To understand that, let's first look at what vector scan approach (method 1) does.

#### Vector scan approach: {.bs-callout .bs-callout-info}

• The column x is searched for the value "g" row by row, on all 20 million of them. This results in a logical vector of size 20 million, with values TRUE, FALSE or NA corresponding to x's value.

• Similarly, the column y is searched for 877 on all 20 million rows one by one, and stored in another logical vector.

• Element wise & operations are performed on the intermediate logical vectors and all the rows where the expression evaluates to TRUE are returned.

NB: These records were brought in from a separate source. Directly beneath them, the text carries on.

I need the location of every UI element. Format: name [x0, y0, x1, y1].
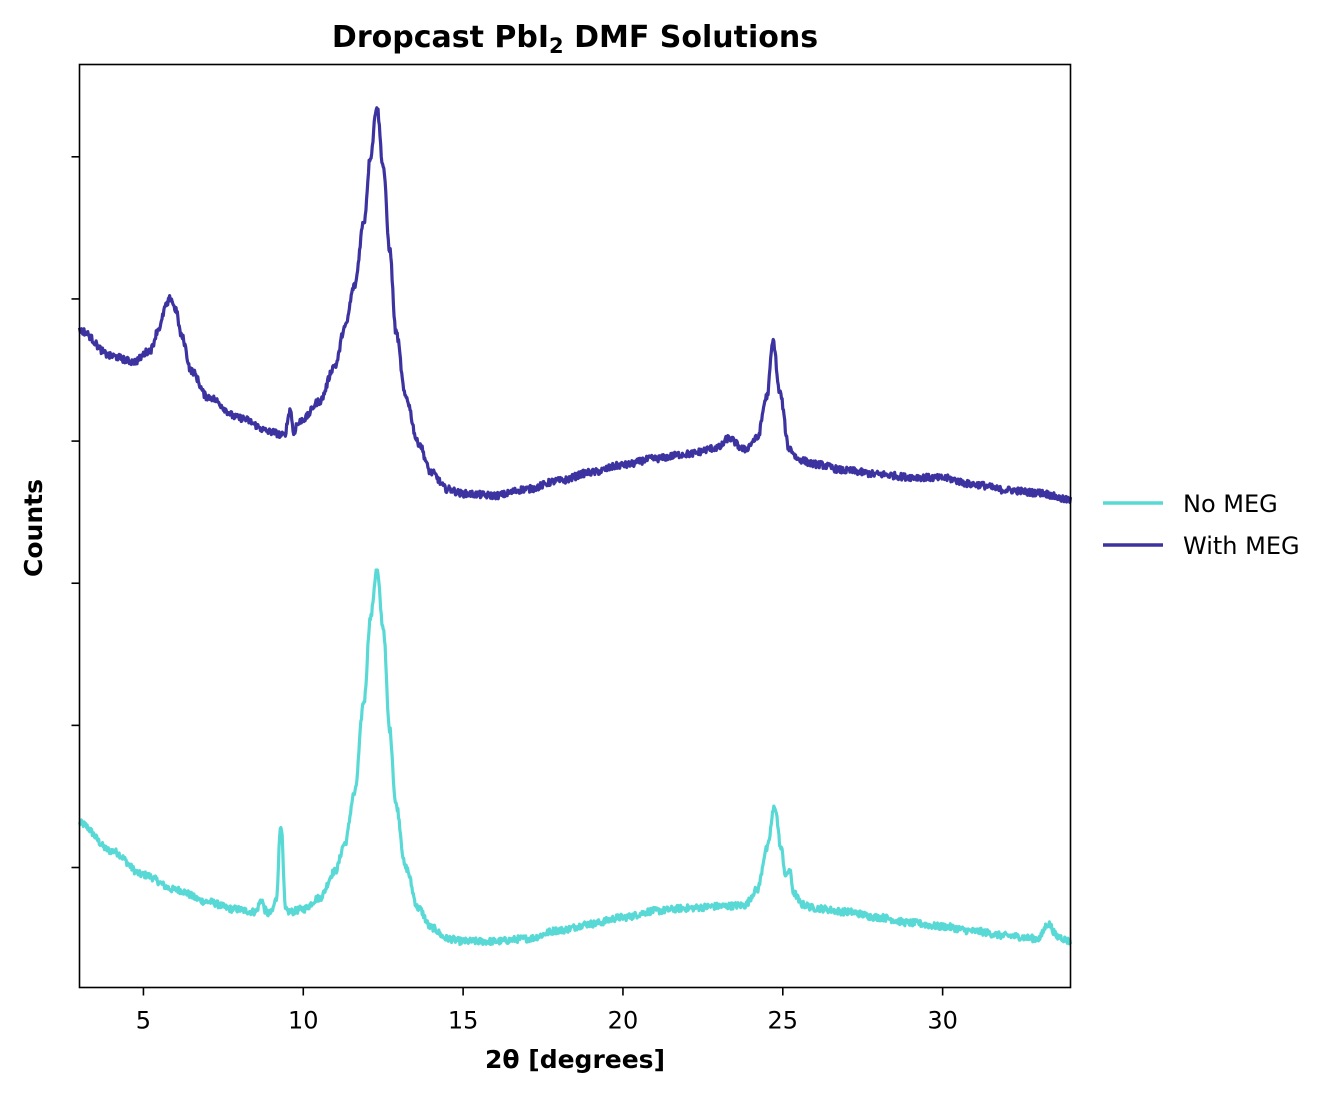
x-axis-ticks: 5 10 15 20 25 30 — [136, 987, 958, 1035]
y-axis-label: Counts — [19, 479, 48, 577]
chart-title-main: Dropcast PbI — [332, 20, 549, 55]
x-tick-label-5: 5 — [136, 1007, 151, 1035]
series-line-with-meg — [77, 106, 1073, 504]
x-tick-label-30: 30 — [927, 1007, 958, 1035]
chart-title: Dropcast PbI2 DMF Solutions — [332, 20, 818, 58]
legend: No MEG With MEG — [1103, 490, 1300, 560]
x-tick-label-25: 25 — [768, 1007, 799, 1035]
chart-title-subscript: 2 — [549, 34, 564, 58]
x-axis-label: 2θ [degrees] — [485, 1045, 665, 1074]
legend-label-no-meg: No MEG — [1183, 490, 1278, 518]
series-line-no-meg — [77, 568, 1073, 947]
x-tick-label-10: 10 — [288, 1007, 319, 1035]
x-tick-label-15: 15 — [448, 1007, 479, 1035]
plot-frame — [78, 63, 1072, 989]
series-layer — [77, 106, 1073, 947]
x-tick-label-20: 20 — [608, 1007, 639, 1035]
y-axis-ticks — [71, 156, 80, 869]
legend-label-with-meg: With MEG — [1183, 532, 1300, 560]
chart-title-rest: DMF Solutions — [564, 20, 818, 55]
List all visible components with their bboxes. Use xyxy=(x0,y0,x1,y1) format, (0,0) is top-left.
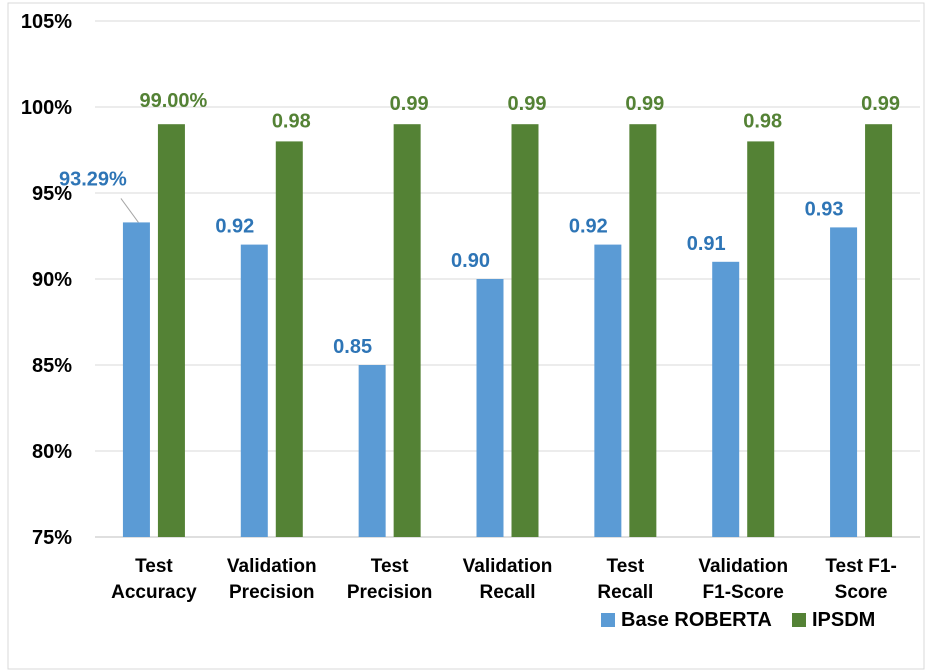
leader-line xyxy=(120,198,139,223)
y-tick-label: 95% xyxy=(32,183,72,205)
bar-base-roberta xyxy=(712,261,740,537)
data-label-base-roberta: 0.93 xyxy=(805,198,844,220)
data-label-ipsdm: 99.00% xyxy=(140,90,208,112)
x-category-label: Test xyxy=(371,556,409,577)
x-category-label: Validation xyxy=(698,556,788,577)
bar-ipsdm xyxy=(747,141,775,537)
x-category-label: Accuracy xyxy=(111,582,197,603)
bar-base-roberta xyxy=(830,227,858,537)
data-label-base-roberta: 0.85 xyxy=(333,336,372,358)
x-category-label: Precision xyxy=(229,582,315,603)
bar-ipsdm xyxy=(393,124,421,537)
x-category-label: Recall xyxy=(597,582,653,603)
x-category-label: Recall xyxy=(480,582,536,603)
bar-base-roberta xyxy=(476,279,504,537)
legend-swatch-ipsdm xyxy=(792,613,806,627)
data-label-base-roberta: 0.92 xyxy=(215,216,254,238)
x-category-label: Test xyxy=(135,556,173,577)
bar-base-roberta xyxy=(358,365,386,537)
bar-ipsdm xyxy=(157,124,185,537)
bar-base-roberta xyxy=(240,244,268,537)
x-category-label: Test xyxy=(607,556,645,577)
y-tick-label: 80% xyxy=(32,441,72,463)
y-tick-label: 90% xyxy=(32,269,72,291)
bar-ipsdm xyxy=(511,124,539,537)
data-label-base-roberta: 0.92 xyxy=(569,216,608,238)
data-label-ipsdm: 0.99 xyxy=(625,93,664,115)
x-category-label: Validation xyxy=(463,556,553,577)
y-tick-label: 100% xyxy=(21,97,72,119)
x-category-label: Validation xyxy=(227,556,317,577)
data-label-base-roberta: 0.91 xyxy=(687,233,726,255)
bar-ipsdm xyxy=(865,124,893,537)
data-label-base-roberta: 93.29% xyxy=(59,168,127,190)
x-category-label: F1-Score xyxy=(703,582,784,603)
bar-ipsdm xyxy=(629,124,657,537)
data-label-ipsdm: 0.99 xyxy=(508,93,547,115)
legend-swatch-base-roberta xyxy=(601,613,615,627)
y-tick-label: 85% xyxy=(32,355,72,377)
x-category-label: Precision xyxy=(347,582,433,603)
data-label-ipsdm: 0.99 xyxy=(390,93,429,115)
data-label-ipsdm: 0.98 xyxy=(743,110,782,132)
legend-label-ipsdm: IPSDM xyxy=(812,609,875,631)
bar-base-roberta xyxy=(122,222,150,538)
y-tick-label: 105% xyxy=(21,11,72,33)
bar-ipsdm xyxy=(275,141,303,537)
x-category-label: Score xyxy=(835,582,888,603)
data-label-ipsdm: 0.99 xyxy=(861,93,900,115)
data-label-base-roberta: 0.90 xyxy=(451,250,490,272)
x-category-label: Test F1- xyxy=(825,556,896,577)
legend-label-base-roberta: Base ROBERTA xyxy=(621,609,772,631)
y-tick-label: 75% xyxy=(32,527,72,549)
bar-base-roberta xyxy=(594,244,622,537)
data-label-ipsdm: 0.98 xyxy=(272,110,311,132)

This is what we call a vector scan approach. And this is quite inefficient, especially on larger tables and when one needs repeated subsetting, because it has to scan through all the rows each time.

#

Now let us look at binary search approach (method 2). Recall from Properties of key - setting keys reorders the data.table by key columns. Since the data is sorted, we don't have to scan through the entire length of the column! We can instead use binary search to search a value in O(log n) as opposed to O(n) in case of vector scan approach, where n is the number of rows in the data.table.

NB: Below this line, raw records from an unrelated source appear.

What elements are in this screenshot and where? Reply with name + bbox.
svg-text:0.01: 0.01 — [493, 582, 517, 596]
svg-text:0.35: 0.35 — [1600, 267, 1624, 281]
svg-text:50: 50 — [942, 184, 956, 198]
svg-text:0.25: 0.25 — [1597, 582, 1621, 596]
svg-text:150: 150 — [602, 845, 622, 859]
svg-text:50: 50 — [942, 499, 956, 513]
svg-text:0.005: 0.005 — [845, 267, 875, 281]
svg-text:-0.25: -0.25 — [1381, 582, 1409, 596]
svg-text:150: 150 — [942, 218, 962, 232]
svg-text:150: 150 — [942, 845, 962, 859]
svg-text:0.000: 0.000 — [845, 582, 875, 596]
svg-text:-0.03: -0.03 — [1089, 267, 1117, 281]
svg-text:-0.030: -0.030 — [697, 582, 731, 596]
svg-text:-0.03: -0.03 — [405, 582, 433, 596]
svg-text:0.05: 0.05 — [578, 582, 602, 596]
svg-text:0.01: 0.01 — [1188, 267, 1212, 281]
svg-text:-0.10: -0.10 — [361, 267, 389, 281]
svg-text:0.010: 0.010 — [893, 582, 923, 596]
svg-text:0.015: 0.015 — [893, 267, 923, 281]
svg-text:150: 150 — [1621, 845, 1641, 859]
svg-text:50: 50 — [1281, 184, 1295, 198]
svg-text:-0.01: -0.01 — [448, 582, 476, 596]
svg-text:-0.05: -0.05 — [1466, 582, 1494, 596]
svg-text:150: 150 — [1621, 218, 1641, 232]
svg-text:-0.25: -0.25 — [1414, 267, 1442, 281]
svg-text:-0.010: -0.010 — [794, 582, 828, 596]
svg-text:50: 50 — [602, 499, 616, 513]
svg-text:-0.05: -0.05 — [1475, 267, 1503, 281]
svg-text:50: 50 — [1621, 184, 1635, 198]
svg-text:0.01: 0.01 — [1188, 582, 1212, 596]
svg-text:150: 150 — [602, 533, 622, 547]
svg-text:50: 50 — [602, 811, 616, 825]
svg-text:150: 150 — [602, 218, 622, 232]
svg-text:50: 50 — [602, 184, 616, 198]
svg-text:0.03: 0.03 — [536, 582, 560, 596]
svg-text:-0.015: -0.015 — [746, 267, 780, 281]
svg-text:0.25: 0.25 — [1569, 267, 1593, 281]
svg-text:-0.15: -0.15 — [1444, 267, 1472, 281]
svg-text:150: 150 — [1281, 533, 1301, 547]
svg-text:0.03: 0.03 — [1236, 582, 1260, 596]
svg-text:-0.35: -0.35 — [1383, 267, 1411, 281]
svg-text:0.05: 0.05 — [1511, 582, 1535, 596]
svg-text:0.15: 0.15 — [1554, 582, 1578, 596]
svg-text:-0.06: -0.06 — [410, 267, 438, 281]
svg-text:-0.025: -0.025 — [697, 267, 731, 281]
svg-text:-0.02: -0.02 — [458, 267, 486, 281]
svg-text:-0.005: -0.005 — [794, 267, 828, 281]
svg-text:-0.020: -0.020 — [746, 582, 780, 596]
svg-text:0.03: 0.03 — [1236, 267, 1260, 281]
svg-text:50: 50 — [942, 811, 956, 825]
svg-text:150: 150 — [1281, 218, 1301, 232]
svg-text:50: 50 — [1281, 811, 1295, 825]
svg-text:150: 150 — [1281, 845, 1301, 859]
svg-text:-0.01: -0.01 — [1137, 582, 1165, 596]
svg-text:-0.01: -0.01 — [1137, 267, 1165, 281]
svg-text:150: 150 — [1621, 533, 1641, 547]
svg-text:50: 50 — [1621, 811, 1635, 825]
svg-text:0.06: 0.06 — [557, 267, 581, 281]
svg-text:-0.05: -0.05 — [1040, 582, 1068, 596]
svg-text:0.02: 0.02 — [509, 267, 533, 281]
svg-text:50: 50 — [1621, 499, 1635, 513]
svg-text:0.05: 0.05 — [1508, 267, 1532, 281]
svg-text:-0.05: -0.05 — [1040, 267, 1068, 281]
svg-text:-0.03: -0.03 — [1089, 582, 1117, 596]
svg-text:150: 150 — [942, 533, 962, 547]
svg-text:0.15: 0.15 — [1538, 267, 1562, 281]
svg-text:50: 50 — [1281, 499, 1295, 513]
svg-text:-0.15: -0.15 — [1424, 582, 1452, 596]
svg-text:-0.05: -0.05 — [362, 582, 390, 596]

#### Binary search approach: {.bs-callout .bs-callout-info}

Here's a very simple illustration. Let's consider the (sorted) numbers shown below:

1, 5, 10, 19, 22, 23, 30

Suppose we'd like to find the matching position of the value 1, using binary search, this is how we would proceed - because we know that the data is sorted.

• Start with the middle value = 19. Is 1 == 19? No. 1 < 19.

• Since the value we're looking for is smaller than 19, it should be somewhere before 19. So we can discard the rest of the half that are >= 19.

• Our set is now reduced to 1, 5, 10. Grab the middle value once again = 5. Is 1 == 5? No. 1 < 5.

• Our set is reduced to 1. Is 1 == 1? Yes. The corresponding index is also 1. And that's the only match.

A vector scan approach on the other hand would have to scan through all the values (here, 7).

#

It can be seen that with every search we reduce the number of searches by half. This is why binary search based subsets are incredibly fast. Since rows of each column of data.tables have contiguous locations in memory, the operations are performed in a very cache efficient manner (also contributes to speed).

In addition, since we obtain the matching row indices directly without having to create those huge logical vectors (equal to the number of rows in a data.table), it is quite memory efficient as well.

## Summary

In this vignette, we have learnt another method to subset rows in i by keying a data.table. Setting keys allows us to perform blazing fast subsets by using binary search. In particular, we have seen how to

#### {.bs-callout .bs-callout-info}

• set key and subset using the key on a data.table.

• subset using keys which fetches row indices in i, but much faster.

• combine key based subsets with j and by. Note that the j and by operations are exactly the same as before.

#

Key based subsets are incredibly fast and are particularly useful when the task involves repeated subsetting. But it may not be always desirable to set key and physically reorder the data.table. In the next vignette, we will address this using a new feature -- secondary indexes.